Varti becomes a mentor to the young and naive Sosi, who soon falls in love with Ara, a genocide-obsessed Armenian revolutionary photographer. When Ara returns to Turkey and disappears, Varti insists that Sosi, the now widowed Gracia, and Sosi's young daughter Sammi, join her in her hometown of Montreal.

Settling in Canada, Sosi, now wilful and worldly, struggles with the distance she has travelled from her roots and the memories of those she loved and left behind. Yet she is determined to succeed so that Sammi can "grow up in a country that had no massacres, no wars, no genocides...(and) would know only songs of life." This determination to give her daughter what she never had is not a dream easily realized for Sosi.

She is haunted by her losses, doesn't fit in, resents Ara for his choosing ideology over her, and seeks solace in alcohol and strange men.

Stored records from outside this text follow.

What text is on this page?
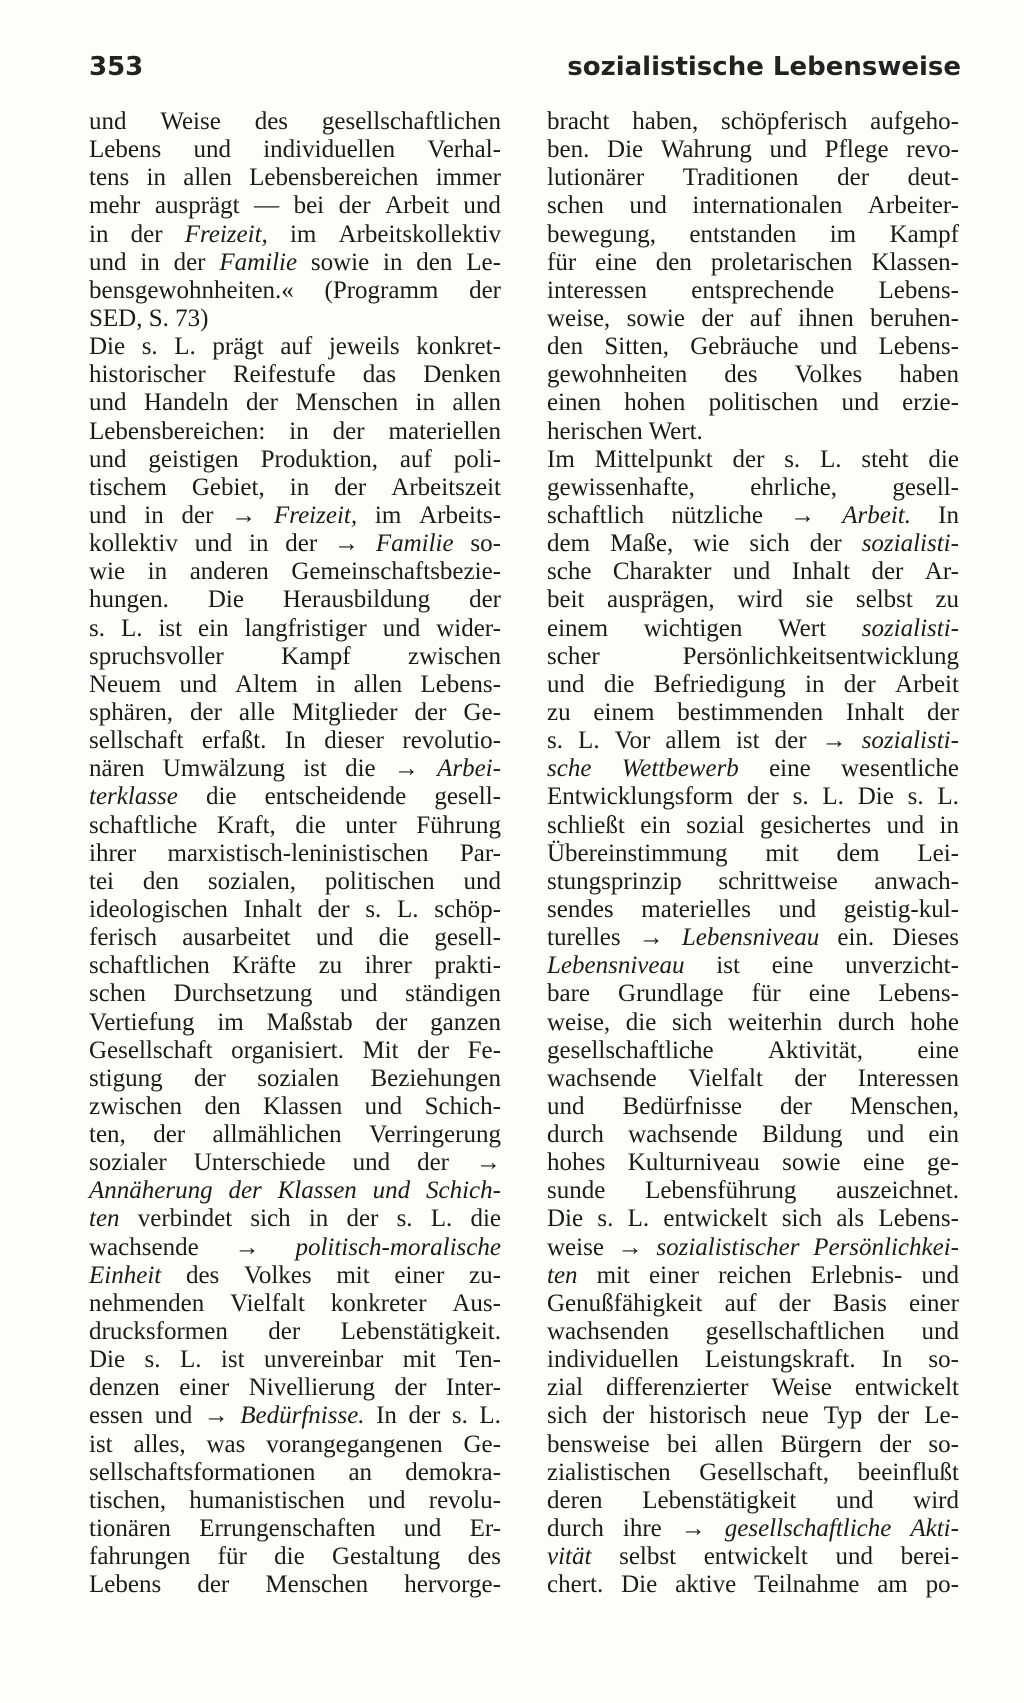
353	sozialistische Lebensweise
und Weise des gesellschaftlichen
Lebens und individuellen Verhal-
tens in allen Lebensbereichen immer
mehr ausprägt — bei der Arbeit und
in der Freizeit, im Arbeitskollektiv
und in der Familie sowie in den Le-
bensgewohnheiten.« (Programm der
SED, S. 73)
Die s. L. prägt auf jeweils konkret-
historischer Reifestufe das Denken
und Handeln der Menschen in allen
Lebensbereichen: in der materiellen
und geistigen Produktion, auf poli-
tischem Gebiet, in der Arbeitszeit
und in der → Freizeit, im Arbeits-
kollektiv und in der → Familie so-
wie in anderen Gemeinschaftsbezie-
hungen. Die Herausbildung der
s. L. ist ein langfristiger und wider-
spruchsvoller Kampf zwischen
Neuem und Altem in allen Lebens-
sphären, der alle Mitglieder der Ge-
sellschaft erfaßt. In dieser revolutio-
nären Umwälzung ist die → Arbei-
terklasse die entscheidende gesell-
schaftliche Kraft, die unter Führung
ihrer marxistisch-leninistischen Par-
tei den sozialen, politischen und
ideologischen Inhalt der s. L. schöp-
ferisch ausarbeitet und die gesell-
schaftlichen Kräfte zu ihrer prakti-
schen Durchsetzung und ständigen
Vertiefung im Maßstab der ganzen
Gesellschaft organisiert. Mit der Fe-
stigung der sozialen Beziehungen
zwischen den Klassen und Schich-
ten, der allmählichen Verringerung
sozialer Unterschiede und der →
Annäherung der Klassen und Schich-
ten verbindet sich in der s. L. die
wachsende → politisch-moralische
Einheit des Volkes mit einer zu-
nehmenden Vielfalt konkreter Aus-
drucksformen der Lebenstätigkeit.
Die s. L. ist unvereinbar mit Ten-
denzen einer Nivellierung der Inter-
essen und → Bedürfnisse. In der s. L.
ist alles, was vorangegangenen Ge-
sellschaftsformationen an demokra-
tischen, humanistischen und revolu-
tionären Errungenschaften und Er-
fahrungen für die Gestaltung des
Lebens der Menschen hervorge-
bracht haben, schöpferisch aufgeho-
ben. Die Wahrung und Pflege revo-
lutionärer Traditionen der deut-
schen und internationalen Arbeiter-
bewegung, entstanden im Kampf
für eine den proletarischen Klassen-
interessen entsprechende Lebens-
weise, sowie der auf ihnen beruhen-
den Sitten, Gebräuche und Lebens-
gewohnheiten des Volkes haben
einen hohen politischen und erzie-
herischen Wert.
Im Mittelpunkt der s. L. steht die
gewissenhafte, ehrliche, gesell-
schaftlich nützliche → Arbeit. In
dem Maße, wie sich der sozialisti-
sche Charakter und Inhalt der Ar-
beit ausprägen, wird sie selbst zu
einem wichtigen Wert sozialisti-
scher	Persönlichkeitsentwicklung
und die Befriedigung in der Arbeit
zu einem bestimmenden Inhalt der
s. L. Vor allem ist der → sozialisti-
sche Wettbewerb eine wesentliche
Entwicklungsform der s. L. Die s. L.
schließt ein sozial gesichertes und in
Übereinstimmung mit dem Lei-
stungsprinzip schrittweise anwach-
sendes materielles und geistig-kul-
turelles → Lebensniveau ein. Dieses
Lebensniveau ist eine unverzicht-
bare Grundlage für eine Lebens-
weise, die sich weiterhin durch hohe
gesellschaftliche Aktivität, eine
wachsende Vielfalt der Interessen
und Bedürfnisse der Menschen,
durch wachsende Bildung und ein
hohes Kulturniveau sowie eine ge-
sunde Lebensführung auszeichnet.
Die s. L. entwickelt sich als Lebens-
weise → sozialistischer Persönlichkei-
ten mit einer reichen Erlebnis- und
Genußfähigkeit auf der Basis einer
wachsenden gesellschaftlichen und
individuellen Leistungskraft. In so-
zial differenzierter Weise entwickelt
sich der historisch neue Typ der Le-
bensweise bei allen Bürgern der so-
zialistischen Gesellschaft, beeinflußt
deren Lebenstätigkeit und wird
durch ihre → gesellschaftliche Akti-
vität selbst entwickelt und berei-
chert. Die aktive Teilnahme am po-
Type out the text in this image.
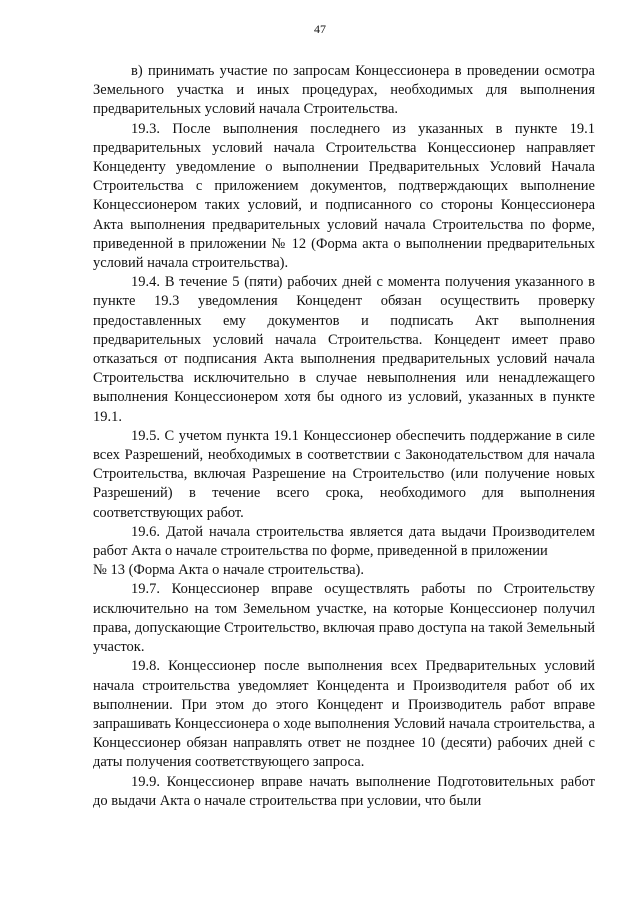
47

в) принимать участие по запросам Концессионера в проведении осмотра Земельного участка и иных процедурах, необходимых для выполнения предварительных условий начала Строительства.

19.3. После выполнения последнего из указанных в пункте 19.1 предварительных условий начала Строительства Концессионер направляет Концеденту уведомление о выполнении Предварительных Условий Начала Строительства с приложением документов, подтверждающих выполнение Концессионером таких условий, и подписанного со стороны Концессионера Акта выполнения предварительных условий начала Строительства по форме, приведенной в приложении № 12 (Форма акта о выполнении предварительных условий начала строительства).

19.4. В течение 5 (пяти) рабочих дней с момента получения указанного в пункте 19.3 уведомления Концедент обязан осуществить проверку предоставленных ему документов и подписать Акт выполнения предварительных условий начала Строительства. Концедент имеет право отказаться от подписания Акта выполнения предварительных условий начала Строительства исключительно в случае невыполнения или ненадлежащего выполнения Концессионером хотя бы одного из условий, указанных в пункте 19.1.

19.5. С учетом пункта 19.1 Концессионер обеспечить поддержание в силе всех Разрешений, необходимых в соответствии с Законодательством для начала Строительства, включая Разрешение на Строительство (или получение новых Разрешений) в течение всего срока, необходимого для выполнения соответствующих работ.

19.6. Датой начала строительства является дата выдачи Производителем работ Акта о начале строительства по форме, приведенной в приложении

№ 13 (Форма Акта о начале строительства).

19.7. Концессионер вправе осуществлять работы по Строительству исключительно на том Земельном участке, на которые Концессионер получил права, допускающие Строительство, включая право доступа на такой Земельный участок.

19.8. Концессионер после выполнения всех Предварительных условий начала строительства уведомляет Концедента и Производителя работ об их выполнении. При этом до этого Концедент и Производитель работ вправе запрашивать Концессионера о ходе выполнения Условий начала строительства, а Концессионер обязан направлять ответ не позднее 10 (десяти) рабочих дней с даты получения соответствующего запроса.

19.9. Концессионер вправе начать выполнение Подготовительных работ до выдачи Акта о начале строительства при условии, что были
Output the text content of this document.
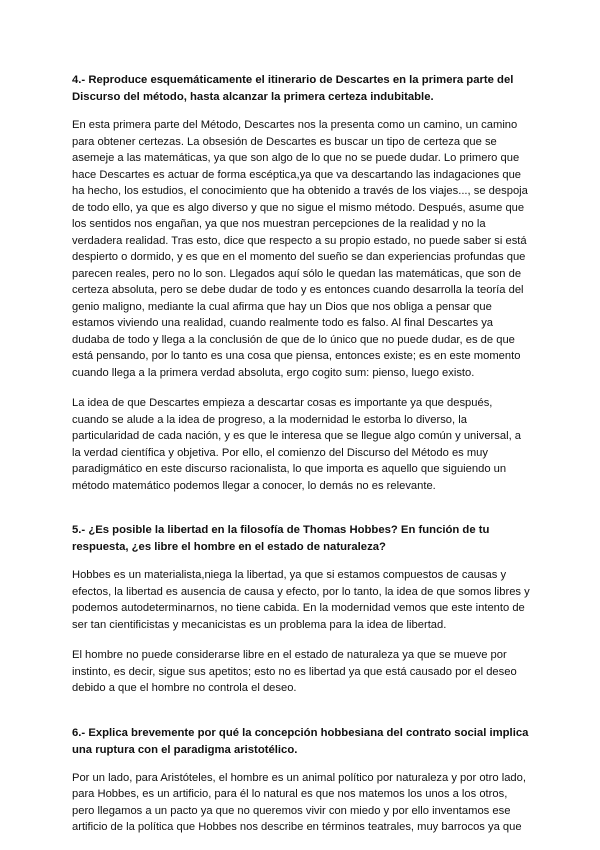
4.- Reproduce esquemáticamente el itinerario de Descartes en la primera parte del Discurso del método, hasta alcanzar la primera certeza indubitable.

En esta primera parte del Método, Descartes nos la presenta como un camino, un camino para obtener certezas. La obsesión de Descartes es buscar un tipo de certeza que se asemeje a las matemáticas, ya que son algo de lo que no se puede dudar. Lo primero que hace Descartes es actuar de forma escéptica,ya que va descartando las indagaciones que ha hecho, los estudios, el conocimiento que ha obtenido a través de los viajes..., se despoja de todo ello, ya que es algo diverso y que no sigue el mismo método. Después, asume que los sentidos nos engañan, ya que nos muestran percepciones de la realidad y no la verdadera realidad. Tras esto, dice que respecto a su propio estado, no puede saber si está despierto o dormido, y es que en el momento del sueño se dan experiencias profundas que parecen reales, pero no lo son. Llegados aquí sólo le quedan las matemáticas, que son de certeza absoluta, pero se debe dudar de todo y es entonces cuando desarrolla la teoría del genio maligno, mediante la cual afirma que hay un Dios que nos obliga a pensar que estamos viviendo una realidad, cuando realmente todo es falso. Al final Descartes ya dudaba de todo y llega a la conclusión de que de lo único que no puede dudar, es de que está pensando, por lo tanto es una cosa que piensa, entonces existe; es en este momento cuando llega a la primera verdad absoluta, ergo cogito sum: pienso, luego existo.

La idea de que Descartes empieza a descartar cosas es importante ya que después, cuando se alude a la idea de progreso, a la modernidad le estorba lo diverso, la particularidad de cada nación, y es que le interesa que se llegue algo común y universal, a la verdad científica y objetiva. Por ello, el comienzo del Discurso del Método es muy paradigmático en este discurso racionalista, lo que importa es aquello que siguiendo un método matemático podemos llegar a conocer, lo demás no es relevante.

5.- ¿Es posible la libertad en la filosofía de Thomas Hobbes? En función de tu respuesta, ¿es libre el hombre en el estado de naturaleza?

Hobbes es un materialista,niega la libertad, ya que si estamos compuestos de causas y efectos, la libertad es ausencia de causa y efecto, por lo tanto, la idea de que somos libres y podemos autodeterminarnos, no tiene cabida. En la modernidad vemos que este intento de ser tan cientificistas y mecanicistas es un problema para la idea de libertad.

El hombre no puede considerarse libre en el estado de naturaleza ya que se mueve por instinto, es decir, sigue sus apetitos; esto no es libertad ya que está causado por el deseo debido a que el hombre no controla el deseo.

6.- Explica brevemente por qué la concepción hobbesiana del contrato social implica una ruptura con el paradigma aristotélico.

Por un lado, para Aristóteles, el hombre es un animal político por naturaleza y por otro lado, para Hobbes, es un artificio, para él lo natural es que nos matemos los unos a los otros, pero llegamos a un pacto ya que no queremos vivir con miedo y por ello inventamos ese artificio de la política que Hobbes nos describe en términos teatrales, muy barrocos ya que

Her pain is palpable, her sorrow is deep and it seems to be shared by all of the Diaspora Armenians that she meets. Like Sosi, they long ago learned that genocide is neither easily forgiven nor forgotten, no matter who might argue otherwise. It continues to linger, shaping and destroying lfie and love and hope for generations to come. The Armenians, the European Jews, the Sudanese. They all remember.


— Sharon Chisvin The Winnipeg Free Press

Sosi

Black, White and Grey 

Historical fiction, when it's good, breathes life into the past, blending imagination with fact to educate and engage.  

Sosi examines the Armenian genocide and its aftermath through the story of protagonist Zeyneb Sosi Arta.  The story begins in Turkey with Sosi, half Armenian and half Turkish, being labelled an infidel (i.e. part American) by the locals.  Afraid for their child's life, her parents send her away in the city to live with Jewish family friends, Aunt Gracia and Uncle Samuel.  Sosi's parents are subsequently murdered and she is left to face their deaths and wrestle with her double identity.  

Sosi embodies the book's larger themes of identity, culture, and difference, and their intermingling.  Things are never black and white: Sosi is first known by her Turkish name Zeyneb, or "blessed one," after the prophet Mohammed's daughter.  When Aunt Gracia wants Sosi to marry a Turkish boy, she resists and begins using her Armenian Christian name, Sosi Arta.  "Everybody's always telling me what I am, and who I shouldn't betray, and who I shouldn't marry or who I should," says Sosi.  She feels pulled in many directions, surrounded by Muslims, Jews, Christians, Armenians, and Turks.  

Eventually the family moves to Jerusalem, city of many religions, and Sosi falls in love with Ara, a radical young Armenian photographer.  After Sosi has their child, Ara decides he must go to Turkey to document the disappearance of the Armenians and help force the Turks to admit to the genocide.  But he disappears, and suspecting he has been killed, Sosi moves with her aunt and child to begin a new life in Montreal.  

Through its intertwining of cultures, Sosi illustrates the complicated notions of good and evil, and of difference.  Sean, a family friend, says to Ara, "We're all the same.  You got your good guys and your bad, and sometimes the good guys aren't so good and the bad guys aren't so bad.  You can't just sit back and decide you know who's who and what's what." 

Sosi succeeds as a creative rendering of history: those interested in learning about the Armenian genocide and it's impact will appreciate this novel.  Like the photographs Ara takes, it serves as a testament.  By examining history, Ghan encourages readers to ask important questions.